K.R.: ""prolonged", was interpreted from your words:""

The reason why I made this point (sorry if it seems nit-picky) is that I consider the period from 1974 to 1982 as a "prolonged bear." The long-term trend was pretty flat. Look at the charts and you'll see what I mean. So, when I wrote 'that a typical bear lasts from 6, 24, or even 36 or more months,' I was referring to the common variety and not a "prolonged" bear. My point was to suggest to people, that this bear market (to be sure, putative bear) will not act like the many short-term corrections we've been used to. It will not even act like the intermediate term correction we had in 1998. Many of those corrections took only a few weeks to work out. If this is a real bear market it will take many, many, months to work out and the 'work out' will be grinding and relentless.

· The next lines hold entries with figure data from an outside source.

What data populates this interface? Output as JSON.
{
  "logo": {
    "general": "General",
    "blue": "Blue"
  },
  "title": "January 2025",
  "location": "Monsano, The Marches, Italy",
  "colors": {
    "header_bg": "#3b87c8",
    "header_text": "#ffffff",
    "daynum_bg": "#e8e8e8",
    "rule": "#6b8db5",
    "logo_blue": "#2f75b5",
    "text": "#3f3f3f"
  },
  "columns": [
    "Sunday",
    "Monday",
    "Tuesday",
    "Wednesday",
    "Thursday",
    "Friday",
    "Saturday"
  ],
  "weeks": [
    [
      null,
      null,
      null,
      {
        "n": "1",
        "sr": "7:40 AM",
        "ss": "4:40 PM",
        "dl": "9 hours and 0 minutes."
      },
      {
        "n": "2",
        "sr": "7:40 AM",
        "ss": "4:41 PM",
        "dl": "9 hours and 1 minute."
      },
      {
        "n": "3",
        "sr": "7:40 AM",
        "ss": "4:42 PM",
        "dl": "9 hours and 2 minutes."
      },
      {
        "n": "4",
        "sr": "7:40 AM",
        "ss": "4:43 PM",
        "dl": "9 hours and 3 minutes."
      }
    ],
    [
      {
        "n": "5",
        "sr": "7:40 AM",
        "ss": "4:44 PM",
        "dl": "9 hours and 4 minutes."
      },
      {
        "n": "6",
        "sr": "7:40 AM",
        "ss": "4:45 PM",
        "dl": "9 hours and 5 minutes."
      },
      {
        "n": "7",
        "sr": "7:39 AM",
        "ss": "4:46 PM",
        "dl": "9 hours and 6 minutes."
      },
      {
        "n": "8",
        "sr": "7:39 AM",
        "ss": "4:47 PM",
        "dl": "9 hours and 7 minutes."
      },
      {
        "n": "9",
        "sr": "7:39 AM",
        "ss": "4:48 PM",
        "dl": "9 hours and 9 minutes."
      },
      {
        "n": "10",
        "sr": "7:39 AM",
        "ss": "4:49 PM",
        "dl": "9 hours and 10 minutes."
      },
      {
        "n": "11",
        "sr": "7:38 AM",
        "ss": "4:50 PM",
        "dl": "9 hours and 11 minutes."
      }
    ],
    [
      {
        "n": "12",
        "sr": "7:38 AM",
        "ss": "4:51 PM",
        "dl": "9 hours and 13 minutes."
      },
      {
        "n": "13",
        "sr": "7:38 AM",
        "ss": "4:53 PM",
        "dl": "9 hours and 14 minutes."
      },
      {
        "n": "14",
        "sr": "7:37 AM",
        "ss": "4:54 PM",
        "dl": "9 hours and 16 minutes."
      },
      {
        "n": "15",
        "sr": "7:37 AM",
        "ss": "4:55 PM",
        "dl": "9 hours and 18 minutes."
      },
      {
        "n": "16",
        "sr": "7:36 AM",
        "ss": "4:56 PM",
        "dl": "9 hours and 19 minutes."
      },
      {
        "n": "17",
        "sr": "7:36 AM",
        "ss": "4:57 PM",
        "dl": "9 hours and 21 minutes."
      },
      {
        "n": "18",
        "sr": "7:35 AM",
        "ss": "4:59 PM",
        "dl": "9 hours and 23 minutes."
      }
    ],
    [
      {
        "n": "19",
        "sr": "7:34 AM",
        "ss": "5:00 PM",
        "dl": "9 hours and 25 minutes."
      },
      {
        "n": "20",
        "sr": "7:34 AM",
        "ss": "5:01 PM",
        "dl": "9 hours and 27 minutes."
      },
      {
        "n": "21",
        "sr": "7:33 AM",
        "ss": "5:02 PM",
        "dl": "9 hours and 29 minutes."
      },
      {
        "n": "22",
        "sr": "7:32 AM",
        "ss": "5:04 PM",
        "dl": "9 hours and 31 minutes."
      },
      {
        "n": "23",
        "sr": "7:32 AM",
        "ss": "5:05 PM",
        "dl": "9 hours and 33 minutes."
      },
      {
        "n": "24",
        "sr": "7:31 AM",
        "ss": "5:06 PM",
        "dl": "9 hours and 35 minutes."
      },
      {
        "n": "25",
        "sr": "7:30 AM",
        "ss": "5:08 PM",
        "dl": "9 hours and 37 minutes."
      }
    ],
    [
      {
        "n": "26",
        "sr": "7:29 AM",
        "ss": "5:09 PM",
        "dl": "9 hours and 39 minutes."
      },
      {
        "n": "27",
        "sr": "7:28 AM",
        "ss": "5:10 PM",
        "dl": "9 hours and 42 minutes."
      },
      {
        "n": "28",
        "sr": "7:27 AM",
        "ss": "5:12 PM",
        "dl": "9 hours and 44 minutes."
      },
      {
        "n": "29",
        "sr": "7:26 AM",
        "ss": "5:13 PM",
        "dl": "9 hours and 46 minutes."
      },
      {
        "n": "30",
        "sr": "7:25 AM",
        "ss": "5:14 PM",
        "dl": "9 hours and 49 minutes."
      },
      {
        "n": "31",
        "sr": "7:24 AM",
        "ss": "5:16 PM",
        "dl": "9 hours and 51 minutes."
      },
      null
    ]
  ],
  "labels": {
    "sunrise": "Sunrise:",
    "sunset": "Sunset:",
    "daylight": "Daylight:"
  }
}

"Are you saying the expansion is ending, and based on what? ".
This is a good question. I will try for a clear answer and one of your comments will help:
"AG is trying to put the brakes on a very rapid expansive economy."

You are correct that AG is trying to put the brakes on a too-rapid expansion. And I think you have pointed directly to the rub:

The Fed is saying that it is slowing the expansion. But, we all need to keep in mind that the Fed doesn't have a good record of putting on the brakes. In the last 40 or so years the Fed has applied the brakes to speeding economies 8 times. What's the score?

Tie: 4 to 4! I.e., on 4 occasions, there was a so-called soft landing. On the other 4, we got slammed into the dashboard--i.e., the Fed's tightening 'caused' a recession. Greenspan's speeches are instructive on this very point. He regularly says the tools at his disposal are imprecise and can overshoot the goal--i.e, he acknowledges the Fed can tighten too much and 'cause' a recession. He also says the number one target is inflation and the Fed will accept a recession, if it must.

(On a related note, I just visited the S&P site and found that the current p/e for the 500 index is 33. That is still about double the historical average. So, by historical standards, we may be skidding with the brakes on for a long, long way.)